The Charlotte-Mecklenburg (N.C.) School District has won approval of a record $922 million bond proposal that clears the way for a surge of school construction.

The Charlotte Observer reports that the bond referendum received support from 73 percent of those voting.

“We are taking it as a vote of confidence that we are trusted to do the right thing with our facilities,” says Superintendent Clayton Wilcox.

The bond referendum is the largest in the district's history. It will enable the 146,000-student bond isdistrict to build 10 schools, replace the buildings of seven existing ones and cover additions and renovations at 12 schools.

The district needs additional space because 78 percent of its schools are at or over capacity, and about 20,000 students are being housed in 1,100 mobile classrooms.

Now that the bond referendum has passed, work will start almost immediately because the county has already approved funding to design the first projects.

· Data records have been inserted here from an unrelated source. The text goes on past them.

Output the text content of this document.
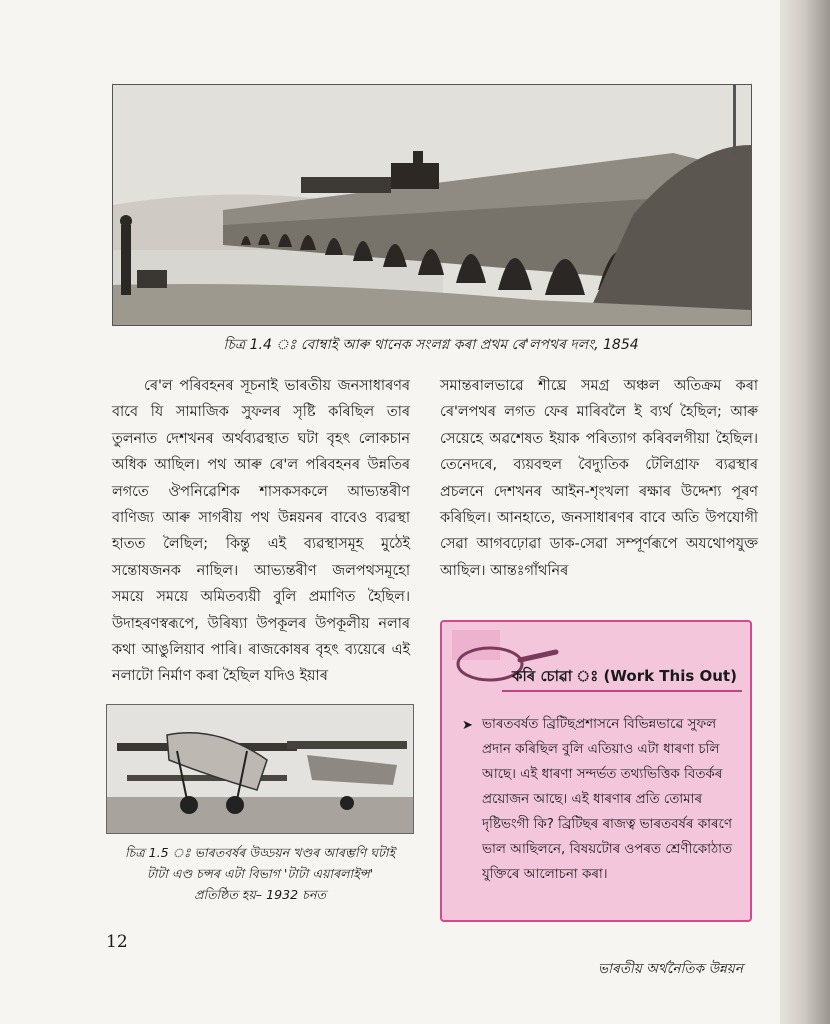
চিত্ৰ 1.4 ঃ বোম্বাই আৰু থানেক সংলগ্ন কৰা প্ৰথম ৰে'লপথৰ দলং, 1854

ৰে'ল পৰিবহনৰ সূচনাই ভাৰতীয় জনসাধাৰণৰ বাবে যি সামাজিক সুফলৰ সৃষ্টি কৰিছিল তাৰ তুলনাত দেশখনৰ অৰ্থব্যৱস্থাত ঘটা বৃহৎ লোকচান অধিক আছিল। পথ আৰু ৰে'ল পৰিবহনৰ উন্নতিৰ লগতে ঔপনিৱেশিক শাসকসকলে আভ্যন্তৰীণ বাণিজ্য আৰু সাগৰীয় পথ উন্নয়নৰ বাবেও ব্যৱস্থা হাতত লৈছিল; কিন্তু এই ব্যৱস্থাসমূহ মুঠেই সন্তোষজনক নাছিল। আভ্যন্তৰীণ জলপথসমূহো সময়ে সময়ে অমিতব্যয়ী বুলি প্ৰমাণিত হৈছিল। উদাহৰণস্বৰূপে, উৰিষ্যা উপকূলৰ উপকূলীয় নলাৰ কথা আঙুলিয়াব পাৰি। ৰাজকোষৰ বৃহৎ ব্যয়েৰে এই নলাটো নিৰ্মাণ কৰা হৈছিল যদিও ইয়াৰ

চিত্ৰ 1.5 ঃ ভাৰতবৰ্ষৰ উড্ডয়ন খণ্ডৰ আৰম্ভণি ঘটাই
টাটা এণ্ড চন্সৰ এটা বিভাগ 'টাটা এয়াৰলাইন্স'
প্ৰতিষ্ঠিত হয়– 1932 চনত

সমান্তৰালভাৱে শীঘ্ৰে সমগ্ৰ অঞ্চল অতিক্ৰম কৰা ৰে'লপথৰ লগত ফেৰ মাৰিবলৈ ই ব্যৰ্থ হৈছিল; আৰু সেয়েহে অৱশেষত ইয়াক পৰিত্যাগ কৰিবলগীয়া হৈছিল। তেনেদৰে, ব্যয়বহুল বৈদ্যুতিক টেলিগ্ৰাফ ব্যৱস্থাৰ প্ৰচলনে দেশখনৰ আইন-শৃংখলা ৰক্ষাৰ উদ্দেশ্য পূৰণ কৰিছিল। আনহাতে, জনসাধাৰণৰ বাবে অতি উপযোগী সেৱা আগবঢ়োৱা ডাক-সেৱা সম্পূৰ্ণৰূপে অযথোপযুক্ত আছিল। আন্তঃগাঁথনিৰ

কৰি চোৱা ঃ (Work This Out)
➤ ভাৰতবৰ্ষত ব্ৰিটিছপ্ৰশাসনে বিভিন্নভাৱে সুফল প্ৰদান কৰিছিল বুলি এতিয়াও এটা ধাৰণা চলি আছে। এই ধাৰণা সন্দৰ্ভত তথ্যভিত্তিক বিতৰ্কৰ প্ৰয়োজন আছে। এই ধাৰণাৰ প্ৰতি তোমাৰ দৃষ্টিভংগী কি? ব্ৰিটিছৰ ৰাজত্ব ভাৰতবৰ্ষৰ কাৰণে ভাল আছিলনে, বিষয়টোৰ ওপৰত শ্ৰেণীকোঠাত যুক্তিৰে আলোচনা কৰা।
12
ভাৰতীয় অৰ্থনৈতিক উন্নয়ন
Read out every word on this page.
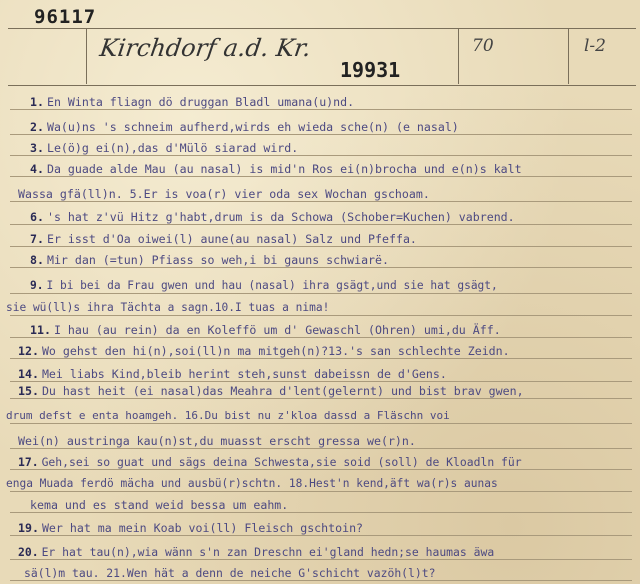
96117
Kirchdorf a.d. Kr.
19931
70	l-2
1. En Winta fliagn dö druggan Bladl umana(u)nd.
2. Wa(u)ns 's schneim aufherd,wirds eh wieda sche(n) (e nasal)
3. Le(ö)g ei(n),das d'Mülö siarad wird.
4. Da guade alde Mau (au nasal) is mid'n Ros ei(n)brocha und e(n)s kalt
Wassa gfä(ll)n. 5.Er is voa(r) vier oda sex Wochan gschoam.
6. 's hat z'vü Hitz g'habt,drum is da Schowa (Schober=Kuchen) vabrend.
7. Er isst d'Oa oiwei(l) aune(au nasal) Salz und Pfeffa.
8. Mir dan (=tun) Pfiass so weh,i bi gauns schwiarë.
9. I bi bei da Frau gwen und hau (nasal) ihra gsägt,und sie hat gsägt,
sie wü(ll)s ihra Tächta a sagn.10.I tuas a nima!
11. I hau (au rein) da en Koleffö um d' Gewaschl (Ohren) umi,du Äff.
12. Wo gehst den hi(n),soi(ll)n ma mitgeh(n)?13.'s san schlechte Zeidn.
14. Mei liabs Kind,bleib herint steh,sunst dabeissn de d'Gens.
15. Du hast heit (ei nasal)das Meahra d'lent(gelernt) und bist brav gwen,
drum defst e enta hoamgeh. 16.Du bist nu z'kloa dassd a Fläschn voi
Wei(n) austringa kau(n)st,du muasst erscht gressa we(r)n.
17. Geh,sei so guat und sägs deina Schwesta,sie soid (soll) de Kloadln für
enga Muada ferdö mächa und ausbü(r)schtn. 18.Hest'n kend,äft wa(r)s aunas
kema und es stand weid bessa um eahm.
19. Wer hat ma mein Koab voi(ll) Fleisch gschtoin?
20. Er hat tau(n),wia wänn s'n zan Dreschn ei'gland hedn;se haumas äwa
sä(l)m tau. 21.Wen hät a denn de neiche G'schicht vazöh(l)t?
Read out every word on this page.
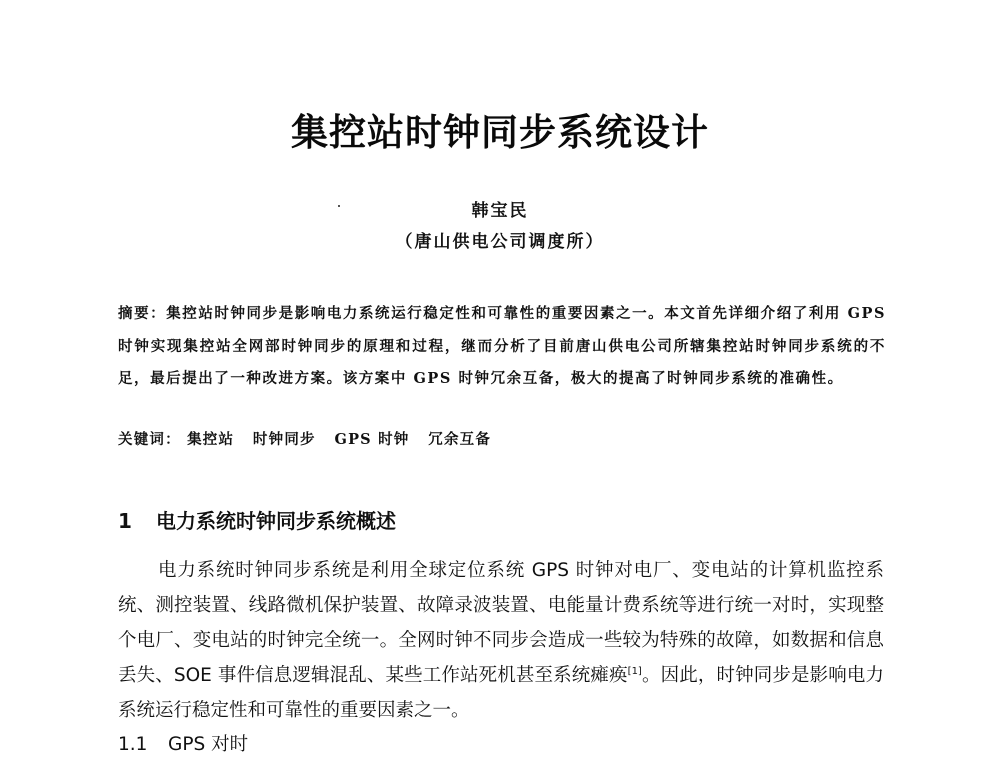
集控站时钟同步系统设计
韩宝民
（唐山供电公司调度所）
摘要：集控站时钟同步是影响电力系统运行稳定性和可靠性的重要因素之一。本文首先详细介绍了利用 GPS 时钟实现集控站全网部时钟同步的原理和过程，继而分析了目前唐山供电公司所辖集控站时钟同步系统的不足，最后提出了一种改进方案。该方案中 GPS 时钟冗余互备，极大的提高了时钟同步系统的准确性。
关键词： 集控站 时钟同步 GPS 时钟 冗余互备
1 电力系统时钟同步系统概述
电力系统时钟同步系统是利用全球定位系统 GPS 时钟对电厂、变电站的计算机监控系统、测控装置、线路微机保护装置、故障录波装置、电能量计费系统等进行统一对时，实现整个电厂、变电站的时钟完全统一。全网时钟不同步会造成一些较为特殊的故障，如数据和信息丢失、SOE 事件信息逻辑混乱、某些工作站死机甚至系统瘫痪[1]。因此，时钟同步是影响电力系统运行稳定性和可靠性的重要因素之一。
1.1 GPS 对时
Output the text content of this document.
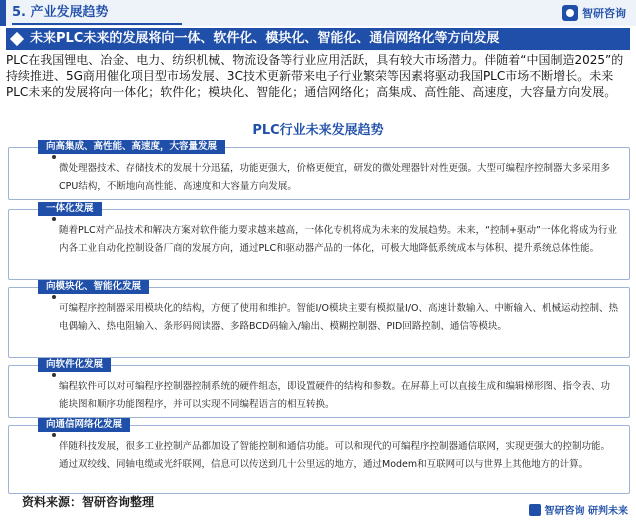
5. 产业发展趋势	智研咨询
未来PLC未来的发展将向一体、软件化、模块化、智能化、通信网络化等方向发展
PLC在我国锂电、冶金、电力、纺织机械、物流设备等行业应用活跃，具有较大市场潜力。伴随着“中国制造2025”的持续推进、5G商用催化项目型市场发展、3C技术更新带来电子行业繁荣等因素将驱动我国PLC市场不断增长。未来PLC未来的发展将向一体化；软件化；模块化、智能化；通信网络化；高集成、高性能、高速度，大容量方向发展。
PLC行业未来发展趋势
微处理器技术、存储技术的发展十分迅猛，功能更强大，价格更便宜，研发的微处理器针对性更强。大型可编程序控制器大多采用多CPU结构，不断地向高性能、高速度和大容量方向发展。
向高集成、高性能、高速度，大容量发展
随着PLC对产品技术和解决方案对软件能力要求越来越高，一体化专机将成为未来的发展趋势。未来，“控制+驱动”一体化将成为行业内各工业自动化控制设备厂商的发展方向，通过PLC和驱动器产品的一体化，可极大地降低系统成本与体积、提升系统总体性能。
一体化发展
可编程序控制器采用模块化的结构，方便了使用和维护。智能I/O模块主要有模拟量I/O、高速计数输入、中断输入、机械运动控制、热电偶输入、热电阻输入、条形码阅读器、多路BCD码输入/输出、模糊控制器、PID回路控制、通信等模块。
向模块化、智能化发展
编程软件可以对可编程序控制器控制系统的硬件组态，即设置硬件的结构和参数。在屏幕上可以直接生成和编辑梯形图、指令表、功能块图和顺序功能图程序，并可以实现不同编程语言的相互转换。
向软件化发展
伴随科技发展，很多工业控制产品都加设了智能控制和通信功能。可以和现代的可编程序控制器通信联网，实现更强大的控制功能。通过双绞线、同轴电缆或光纤联网，信息可以传送到几十公里远的地方，通过Modem和互联网可以与世界上其他地方的计算。
向通信网络化发展
资料来源：智研咨询整理
智研咨询 研判未来
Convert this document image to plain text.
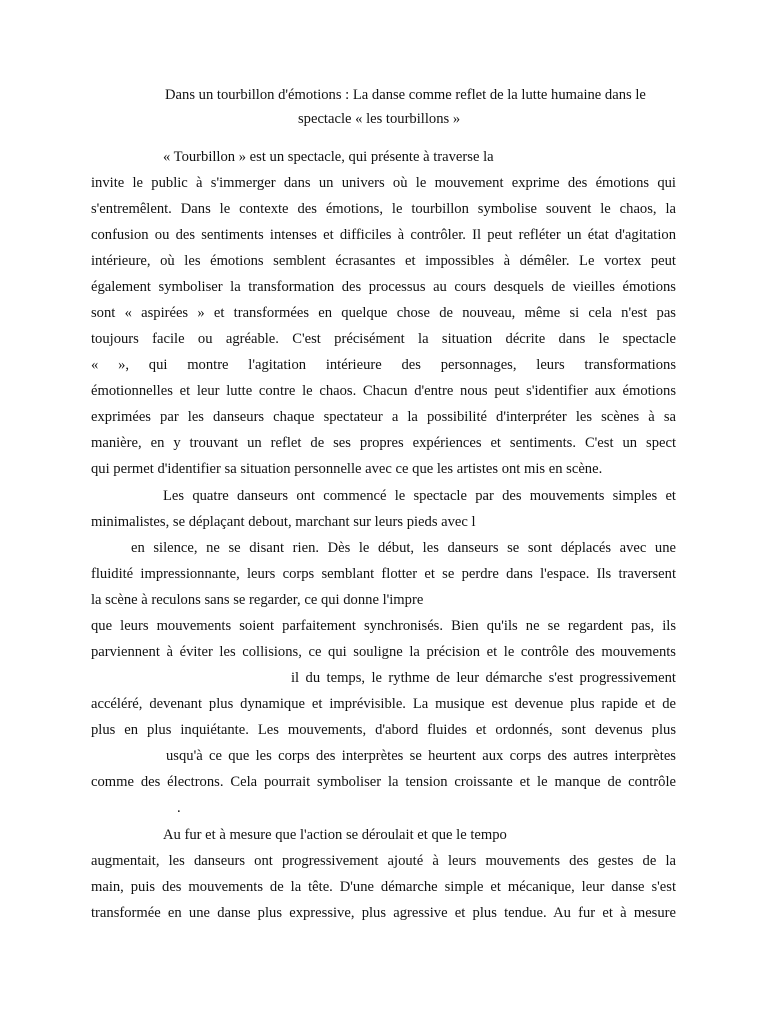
Dans un tourbillon d'émotions : La danse comme reflet de la lutte humaine dans le
spectacle « les tourbillons »
« Tourbillon » est un spectacle, qui présente à traverse la
invite le public à s'immerger dans un univers où le mouvement exprime des émotions qui
s'entremêlent. Dans le contexte des émotions, le tourbillon symbolise souvent le chaos, la
confusion ou des sentiments intenses et difficiles à contrôler. Il peut refléter un état d'agitation
intérieure, où les émotions semblent écrasantes et impossibles à démêler. Le vortex peut
également symboliser la transformation des processus au cours desquels de vieilles émotions
sont « aspirées » et transformées en quelque chose de nouveau, même si cela n'est pas
toujours facile ou agréable. C'est précisément la situation décrite dans le spectacle
« », qui montre l'agitation intérieure des personnages, leurs transformations
émotionnelles et leur lutte contre le chaos. Chacun d'entre nous peut s'identifier aux émotions
exprimées par les danseurs chaque spectateur a la possibilité d'interpréter les scènes à sa
manière, en y trouvant un reflet de ses propres expériences et sentiments. C'est un spect
qui permet d'identifier sa situation personnelle avec ce que les artistes ont mis en scène.
Les quatre danseurs ont commencé le spectacle par des mouvements simples et
minimalistes, se déplaçant debout, marchant sur leurs pieds avec l
en silence, ne se disant rien. Dès le début, les danseurs se sont déplacés avec une
fluidité impressionnante, leurs corps semblant flotter et se perdre dans l'espace. Ils traversent
la scène à reculons sans se regarder, ce qui donne l'impre
que leurs mouvements soient parfaitement synchronisés. Bien qu'ils ne se regardent pas, ils
parviennent à éviter les collisions, ce qui souligne la précision et le contrôle des mouvements
il du temps, le rythme de leur démarche s'est progressivement
accéléré, devenant plus dynamique et imprévisible. La musique est devenue plus rapide et de
plus en plus inquiétante. Les mouvements, d'abord fluides et ordonnés, sont devenus plus
usqu'à ce que les corps des interprètes se heurtent aux corps des autres interprètes
comme des électrons. Cela pourrait symboliser la tension croissante et le manque de contrôle
.
Au fur et à mesure que l'action se déroulait et que le tempo
augmentait, les danseurs ont progressivement ajouté à leurs mouvements des gestes de la
main, puis des mouvements de la tête. D'une démarche simple et mécanique, leur danse s'est
transformée en une danse plus expressive, plus agressive et plus tendue. Au fur et à mesure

In August 2019, the first pair of projects is slated for completion. The Lincoln Heights school  will be renovated as an elementary magnet. Meanwhile, the program for students with behavioral disabilities that is housed there now will move to a new building on the site of the old Statesville Road Elementary.

District voters have tended to support school bonds; the last referendum, for $295 million in 2013, won with 74 percent approval. The last time bonds failed was in 2005, with 57 percent saying no.